Using .vacuum() on a DeltaLake table is very slow (see Delta Lake (OSS) Table on EMR and S3 - Vacuum takes a long time with no jobs).
If I manually deleted the underlying parquet files and did not add a new json log file or add a new .checkpoint.parquet file and change the _delta_log/_last_checkpoint file that points to it; what would the negative impacts to the DeltaLake table be, if any?
Obviously time-traveling, i.e. loading a previous version of the table that relied on the parquet files I removed, would not work. What I want to know is, would there be any issues reading, writing, or appending to the current version of the DeltaLake table?
What I am thinking of doing in pySpark:
### Assuming a working SparkSession as `spark`
from subprocess import check_output
import json
from pyspark.sql import functions as F
awscmd = "aws s3 cp s3://my_s3_bucket/delta/_delta_log/_last_checkpoint -"
last_checkpoint = str(json.loads(check_output(awscmd, shell=True).decode("utf-8")).get('version')).zfill(20)
s3_bucket_path = "s3a://my_s3_bucket/delta/"
df_chkpt_del = (
spark.read.format("parquet")
.load(f"{s3_bucket_path}/_delta_log/{last_checkpoint}.checkpoint.parquet")
.where(F.col("remove").isNotNull())
.select("remove.*")
.withColumn("deletionTimestamp", F.from_unixtime(F.col("deletionTimestamp")/1000))
.withColumn("delDateDiffDays", F.datediff(F.col("deletionTimestamp"), F.current_timestamp()))

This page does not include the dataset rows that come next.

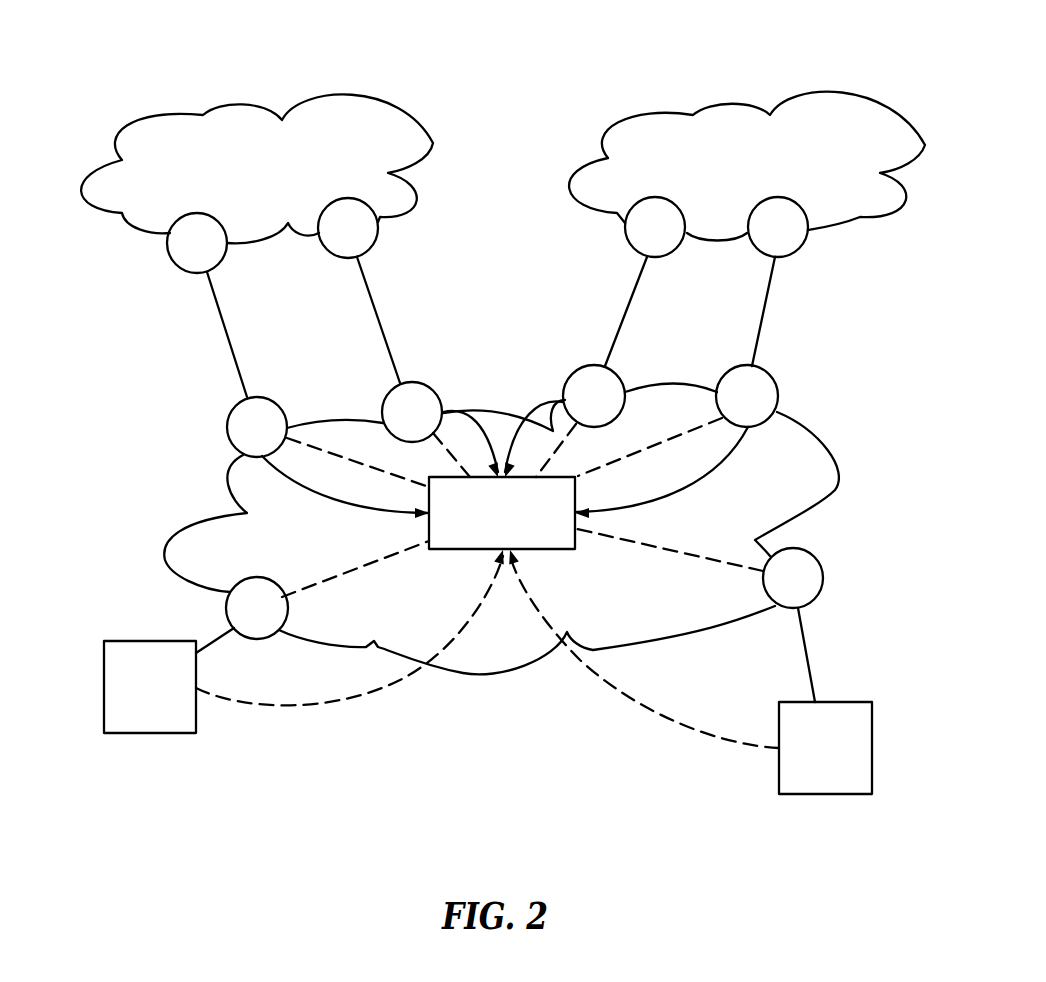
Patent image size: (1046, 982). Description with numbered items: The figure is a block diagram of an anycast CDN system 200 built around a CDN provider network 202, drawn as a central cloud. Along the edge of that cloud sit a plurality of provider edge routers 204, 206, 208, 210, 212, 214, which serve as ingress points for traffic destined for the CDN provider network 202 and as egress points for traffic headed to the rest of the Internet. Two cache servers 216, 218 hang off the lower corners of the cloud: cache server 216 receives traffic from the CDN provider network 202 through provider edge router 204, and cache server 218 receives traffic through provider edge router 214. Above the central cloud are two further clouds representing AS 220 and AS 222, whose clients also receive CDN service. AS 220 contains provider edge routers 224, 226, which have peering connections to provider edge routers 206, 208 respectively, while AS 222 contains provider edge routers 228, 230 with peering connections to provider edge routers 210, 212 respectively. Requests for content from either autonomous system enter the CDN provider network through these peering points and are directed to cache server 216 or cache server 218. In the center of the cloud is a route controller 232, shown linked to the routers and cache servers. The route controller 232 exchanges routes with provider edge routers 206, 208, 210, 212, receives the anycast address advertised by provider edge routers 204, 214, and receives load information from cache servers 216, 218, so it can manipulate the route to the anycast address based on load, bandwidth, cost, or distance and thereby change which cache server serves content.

The anycast CDN system 200 is at (496, 84).
The CDN provider network 202 is at (197, 520).
The provider edge router 204 is at (259, 640).
The provider edge router 206 is at (229, 422).
The provider edge router 208 is at (383, 408).
The provider edge router 210 is at (594, 365).
The provider edge router 212 is at (748, 365).
The provider edge router 214 is at (825, 573).
The cache server 216 is at (148, 641).
The cache server 218 is at (823, 794).
The AS 220 is at (255, 108).
The AS 222 is at (745, 106).
The provider edge router 224 is at (165, 242).
The provider edge router 226 is at (378, 230).
The provider edge router 228 is at (626, 226).
The provider edge router 230 is at (808, 232).
The route controller 232 is at (533, 551).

.where(F.col("delDateDiffDays") < -7 )
)
There are a lot of options from here. One could be:
df_chkpt_del.select("path").toPandas().to_csv("files_to_delete.csv", index=False)
Where I could read files_to_delete.csv into a bash array and then use a simple bash for loop passing each parquet file s3 path to an aws s3 rm command to remove the files one by one.
This may be slower than vacuum(), but at least it will not be consuming cluster resources while it is working.
If I do this, will I also have to either:
- write a new
_delta_log/000000000000000#####.jsonfile that correctly documents these changes? - write a new
000000000000000#####.checkpoint.parquetfile that correctly documents these changes and change the_delta_log/_last_checkpointfile to point to thatcheckpoint.parquetfile?
The second option would be easier.
However, if there will be no negative effects if I just remove the files and don't change anything in the _delta_log, then that would be the easiest.